In Crace’s world, all gods have departed, and there is no hope of anything for the individual beyond life itself. As Celice and Joseph’s daughter Syl comes to realize,
“No one transcends. There is no future and there is no past. There is no remedy for death—or birth—except to hug the spaces in between. Live loud. Live wide. Live tall.”
But in the sheer beauty of the natural process that Crace delineates, there is still a kind of grace. At a late point in the book, the narrator laments that Celice and Joseph’s bodies were ever found and subjected to ‘proper burial’.
“The dunes could have disposed of Joseph and Celice themselves. They didn’t need help. The earth is practised in the craft of burial. It gathers round. It embraces and adopts the dead. Joseph and Celice would have turned to landscape, given time.”

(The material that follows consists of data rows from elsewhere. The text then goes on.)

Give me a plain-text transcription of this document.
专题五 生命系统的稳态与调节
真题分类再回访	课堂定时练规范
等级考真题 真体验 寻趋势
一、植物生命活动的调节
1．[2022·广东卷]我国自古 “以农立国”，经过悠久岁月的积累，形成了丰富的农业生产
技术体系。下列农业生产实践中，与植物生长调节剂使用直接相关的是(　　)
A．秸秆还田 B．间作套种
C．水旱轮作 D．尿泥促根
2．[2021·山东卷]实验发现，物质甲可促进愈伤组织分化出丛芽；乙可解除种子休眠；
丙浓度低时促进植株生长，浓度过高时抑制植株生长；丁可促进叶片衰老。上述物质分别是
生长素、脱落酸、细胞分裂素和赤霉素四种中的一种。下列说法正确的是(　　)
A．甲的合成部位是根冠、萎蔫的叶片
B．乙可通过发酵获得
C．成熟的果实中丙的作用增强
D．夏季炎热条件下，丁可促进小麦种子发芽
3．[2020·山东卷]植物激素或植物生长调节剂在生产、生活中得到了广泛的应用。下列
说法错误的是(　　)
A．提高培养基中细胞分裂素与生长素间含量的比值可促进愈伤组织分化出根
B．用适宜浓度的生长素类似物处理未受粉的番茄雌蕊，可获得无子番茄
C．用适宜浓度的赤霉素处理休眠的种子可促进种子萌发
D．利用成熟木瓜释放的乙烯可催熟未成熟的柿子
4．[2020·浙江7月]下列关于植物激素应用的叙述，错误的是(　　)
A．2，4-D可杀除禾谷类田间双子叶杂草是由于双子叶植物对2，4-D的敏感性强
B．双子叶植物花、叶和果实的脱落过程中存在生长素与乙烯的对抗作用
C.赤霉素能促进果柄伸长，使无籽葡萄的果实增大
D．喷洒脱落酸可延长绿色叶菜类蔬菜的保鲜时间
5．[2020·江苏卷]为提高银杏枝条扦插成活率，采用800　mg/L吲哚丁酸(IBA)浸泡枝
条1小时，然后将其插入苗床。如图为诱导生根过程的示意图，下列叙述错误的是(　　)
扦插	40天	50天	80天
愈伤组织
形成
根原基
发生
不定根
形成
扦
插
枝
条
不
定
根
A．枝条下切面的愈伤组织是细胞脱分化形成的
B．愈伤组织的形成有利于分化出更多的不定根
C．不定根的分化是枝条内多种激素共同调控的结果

One of the salutary achievements of this short novel is that it makes mortality immediate to us—our own and everything else’s—in a way that many other tales do not. When asked by Adam Begley for the Paris Review about the difficulty of writing it, Crace said:
“The hard companion is death. The hard companion is not the prose, not the actual task of writing that lays before you that day. I don’t find it difficult to achieve the effects I’m going for—but nevertheless there is a cost for some of those effects—having to think about death itself, to spend a lot of time in somber circumstances—that’s hard.”
But as Crace so clearly shows, being dead is not really the end of anything. As he has the scholar Mondazy note:
“Our Books of Life don’t have an end. Fresh chapters are produced though we are dead. Our pages never terminate. But given time, the paper yellows, then turns green. The vellum flesh becomes the leaf.”
As to Mondazy’s Fish, I’ll leave you to discover just what that is within the pages of this book yourself.